Pacquiao, according to some of his constituents in the municipalities of Kiamba, Maasim and Maitum, has become difficult to find lately while members of the group of Akbayan has expressed disappointment over Pacquiao’s failure to make true his promise to stop the planned operation of a coal-fired power plant in Maasim.
When Pacquiao assumed office, Cecil Diokno, the spokesman of the Freedom From Debt Coalition (FDC), revealed that the lawmaker vowed to stop the establishment of the coal plant.
Likewise, a certain “Loida” and some people in Maasim lamented that Pacquiao broke his promise to give them livelihood assistance.
Even an indigenous tribe in the province is not happy with Pacquiao’s “scarcity.”
Tribal leaders have been complaining about the champion’s broken promise to build farm-to-market roads in the towns of Malungon, Maitum and Kiamba.
“Pacquaio is too busy with his boxing training instead of fulfilling his promises to us,” said Fulong Dulay, a B’laan tribe member in Maitum town.
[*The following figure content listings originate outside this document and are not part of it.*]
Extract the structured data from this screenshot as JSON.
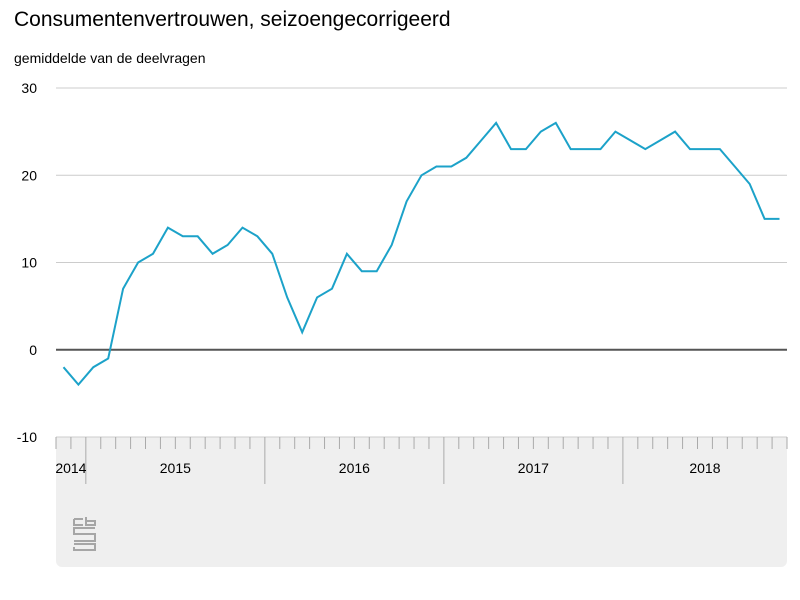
{
  "title": "Consumentenvertrouwen, seizoengecorrigeerd",
  "subtitle": "gemiddelde van de deelvragen",
  "colors": {
    "line": "#1ca2c9",
    "grid": "#cccccc",
    "zero": "#555555",
    "panel": "#efefef",
    "logo": "#a6a6a6"
  },
  "logo_icon": "cbs-logo-icon",
  "chart_data": {
    "type": "line",
    "title": "Consumentenvertrouwen, seizoengecorrigeerd",
    "ylabel": "gemiddelde van de deelvragen",
    "ylim": [
      -10,
      30
    ],
    "yticks": [
      -10,
      0,
      10,
      20,
      30
    ],
    "x_start": "2014-11",
    "x_end": "2018-12",
    "year_labels": [
      "2014",
      "2015",
      "2016",
      "2017",
      "2018"
    ],
    "grid": true,
    "legend": "none",
    "series": [
      {
        "x": [
          "2014-11",
          "2014-12",
          "2015-01",
          "2015-02",
          "2015-03",
          "2015-04",
          "2015-05",
          "2015-06",
          "2015-07",
          "2015-08",
          "2015-09",
          "2015-10",
          "2015-11",
          "2015-12",
          "2016-01",
          "2016-02",
          "2016-03",
          "2016-04",
          "2016-05",
          "2016-06",
          "2016-07",
          "2016-08",
          "2016-09",
          "2016-10",
          "2016-11",
          "2016-12",
          "2017-01",
          "2017-02",
          "2017-03",
          "2017-04",
          "2017-05",
          "2017-06",
          "2017-07",
          "2017-08",
          "2017-09",
          "2017-10",
          "2017-11",
          "2017-12",
          "2018-01",
          "2018-02",
          "2018-03",
          "2018-04",
          "2018-05",
          "2018-06",
          "2018-07",
          "2018-08",
          "2018-09",
          "2018-10",
          "2018-11"
        ],
        "values": [
          -2,
          -4,
          -2,
          -1,
          7,
          10,
          11,
          14,
          13,
          13,
          11,
          12,
          14,
          13,
          11,
          6,
          2,
          6,
          7,
          11,
          9,
          9,
          12,
          17,
          20,
          21,
          21,
          22,
          24,
          26,
          23,
          23,
          25,
          26,
          23,
          23,
          23,
          25,
          24,
          23,
          24,
          25,
          23,
          23,
          23,
          21,
          19,
          15,
          15
        ]
      }
    ]
  }
}
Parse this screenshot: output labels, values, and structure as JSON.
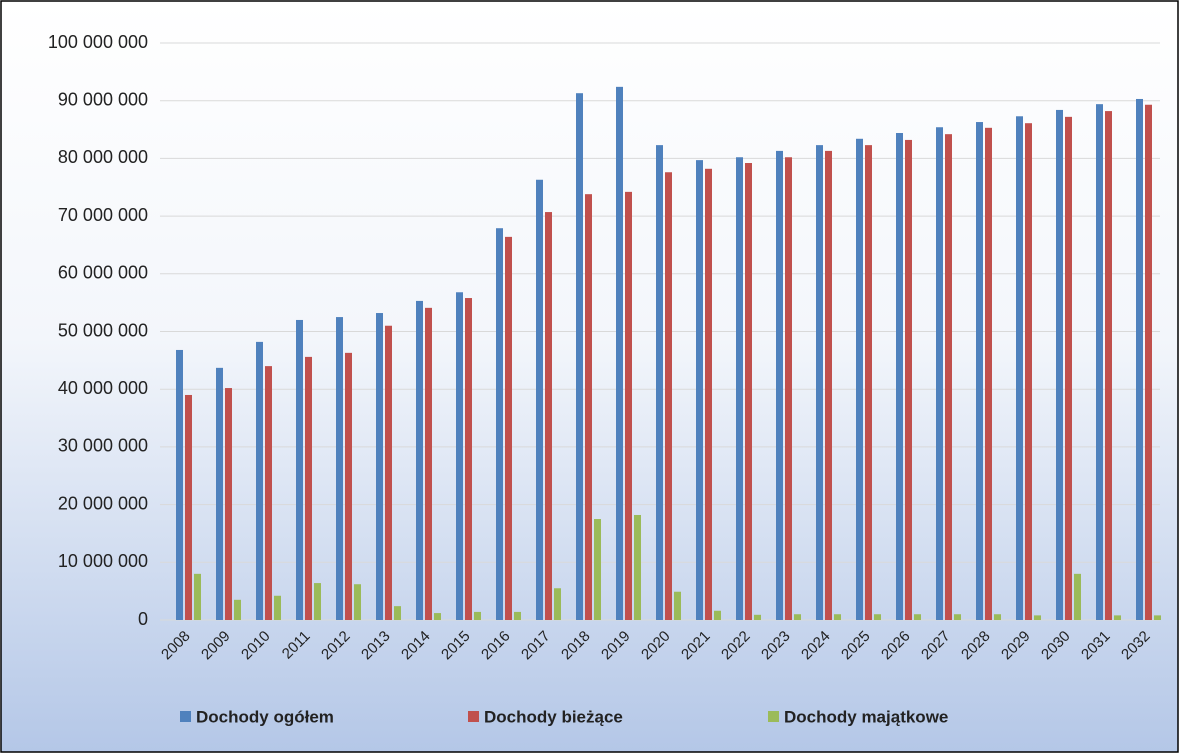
{
  "chart_data": {
    "type": "bar",
    "categories": [
      "2008",
      "2009",
      "2010",
      "2011",
      "2012",
      "2013",
      "2014",
      "2015",
      "2016",
      "2017",
      "2018",
      "2019",
      "2020",
      "2021",
      "2022",
      "2023",
      "2024",
      "2025",
      "2026",
      "2027",
      "2028",
      "2029",
      "2030",
      "2031",
      "2032"
    ],
    "series": [
      {
        "name": "Dochody ogółem",
        "color": "#4f81bd",
        "values": [
          46800000,
          43700000,
          48200000,
          52000000,
          52500000,
          53200000,
          55300000,
          56800000,
          67900000,
          76300000,
          91300000,
          92400000,
          82300000,
          79700000,
          80200000,
          81300000,
          82300000,
          83400000,
          84400000,
          85400000,
          86300000,
          87300000,
          88400000,
          89400000,
          90300000
        ]
      },
      {
        "name": "Dochody bieżące",
        "color": "#c0504d",
        "values": [
          39000000,
          40200000,
          44000000,
          45600000,
          46300000,
          51000000,
          54100000,
          55800000,
          66400000,
          70700000,
          73800000,
          74200000,
          77600000,
          78200000,
          79200000,
          80200000,
          81300000,
          82300000,
          83200000,
          84200000,
          85300000,
          86100000,
          87200000,
          88200000,
          89300000
        ]
      },
      {
        "name": "Dochody majątkowe",
        "color": "#9bbb59",
        "values": [
          8000000,
          3500000,
          4200000,
          6400000,
          6200000,
          2400000,
          1200000,
          1400000,
          1400000,
          5500000,
          17500000,
          18200000,
          4900000,
          1600000,
          900000,
          1000000,
          1000000,
          1000000,
          1000000,
          1000000,
          1000000,
          800000,
          8000000,
          800000,
          800000
        ]
      }
    ],
    "ylim": [
      0,
      100000000
    ],
    "yticks": [
      {
        "value": 0,
        "label": "0"
      },
      {
        "value": 10000000,
        "label": "10 000 000"
      },
      {
        "value": 20000000,
        "label": "20 000 000"
      },
      {
        "value": 30000000,
        "label": "30 000 000"
      },
      {
        "value": 40000000,
        "label": "40 000 000"
      },
      {
        "value": 50000000,
        "label": "50 000 000"
      },
      {
        "value": 60000000,
        "label": "60 000 000"
      },
      {
        "value": 70000000,
        "label": "70 000 000"
      },
      {
        "value": 80000000,
        "label": "80 000 000"
      },
      {
        "value": 90000000,
        "label": "90 000 000"
      },
      {
        "value": 100000000,
        "label": "100 000 000"
      }
    ],
    "grid": true,
    "legend": "bottom"
  }
}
They bewailed that the former eight-division boxing champion seemed to have forgotten his commitments to his constituents.
“All the more that Congressman Pacquiao could no longer fulfill all his promises to his constituents because he is now becoming bankrupt. And with his standing big loans, he may have to engage in 10 or 20 times fights to stay afloat,” said Dennis Fluvia, a California-based businessman who attended the 15th Tuna Festival in General Santos City, during a gathering with his media friends.
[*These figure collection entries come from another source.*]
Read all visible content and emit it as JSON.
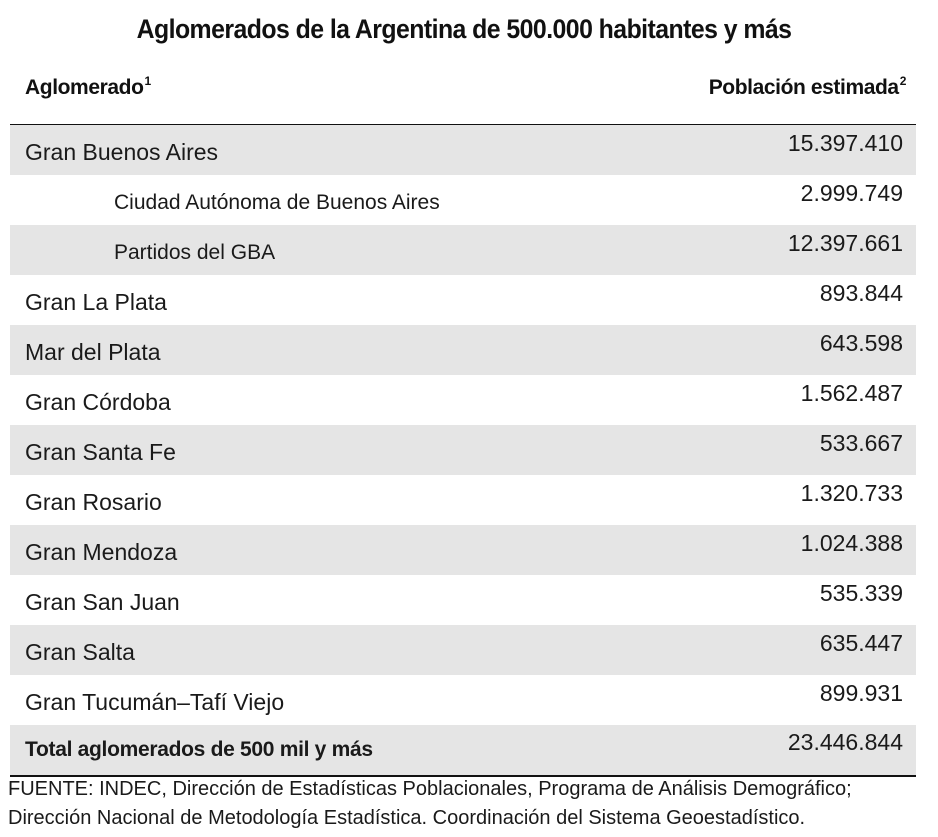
{
  "title": "Aglomerados de la Argentina de 500.000 habitantes y más",
  "header": {
    "col1": "Aglomerado",
    "col1_note": "1",
    "col2": "Población estimada",
    "col2_note": "2"
  },
  "rows": [
    {
      "name": "Gran Buenos Aires",
      "value": "15.397.410"
    },
    {
      "name": "Ciudad Autónoma de Buenos Aires",
      "value": "2.999.749"
    },
    {
      "name": "Partidos del GBA",
      "value": "12.397.661"
    },
    {
      "name": "Gran La Plata",
      "value": "893.844"
    },
    {
      "name": "Mar del Plata",
      "value": "643.598"
    },
    {
      "name": "Gran Córdoba",
      "value": "1.562.487"
    },
    {
      "name": "Gran Santa Fe",
      "value": "533.667"
    },
    {
      "name": "Gran Rosario",
      "value": "1.320.733"
    },
    {
      "name": "Gran Mendoza",
      "value": "1.024.388"
    },
    {
      "name": "Gran San Juan",
      "value": "535.339"
    },
    {
      "name": "Gran Salta",
      "value": "635.447"
    },
    {
      "name": "Gran Tucumán–Tafí Viejo",
      "value": "899.931"
    }
  ],
  "total": {
    "name": "Total aglomerados de 500 mil y más",
    "value": "23.446.844"
  },
  "source": {
    "label": "FUENTE",
    "line1": ": INDEC, Dirección de Estadísticas Poblacionales, Programa de Análisis Demográfico;",
    "line2": "Dirección Nacional de Metodología Estadística. Coordinación del Sistema Geoestadístico."
  }
}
Meanwhile, the source said that Pacquiao’s planned ecozone in Barangay Olympog may no longer push through because the 300-hectare land that he bought is not viable because the place is near a watershed area.
On Tuesday, Pacquiao’s camp quickly denied reports of his supposed bankruptcy.
Pacquiao’s long-time lawyer, Franklin Gacal, also an elected councilor in General Santos, laughed off news that Pacquiao is on the brink of backruptcy.
“It’s nothing and false,” Gacal told The Manila Times in a phone interview.
“I Just heard it [bankruptcy) but there is no truth about it. Although Manny [Pacquiao] is a generous and kind person, he never goes in that kind of situation,” Gacal stressed.
Even the source of previous news reports about Pacquiao’s dire financial condition, Rex “Wakee” Salud, made a denial.
“I was merely misquoted and taken out of context,” Salud, who also apologized to Pacquiao, said in a separate interview.
Reports about the bankruptcy issue came right after Pacquiao confirmed that he had sold his house and lot in Los Angeles in the US for $2.7 million. The Pacquiao camp said the property was sold because nobody stays and uses that house. Also, the tax in US has been getting higher.
Gacal also said that his client remains in control of his financial investments here and abroad. Besides, the lawyer claimed that Pacquiao has different endorsement deals from various international and local companies amounting to millions of dollars.
Pacquiao is considered one of the richest athletes in the world due to his remarkable feat in professional boxing since 2003. He has an estimated net worth of $85 million.
Pacquiao, 34, will clash against Mexican-American Brandon Rios on November 24 at the Cotai Arena in Venetian Hotel and Casino in Macau, China for his comeback fight after being knocked out in the second round last December by Mexican archrival Juan Manuel Marquez.
It is considered as another multi-million dollar deal between Pacquiao and Arum, owner of Top Rank Promotion.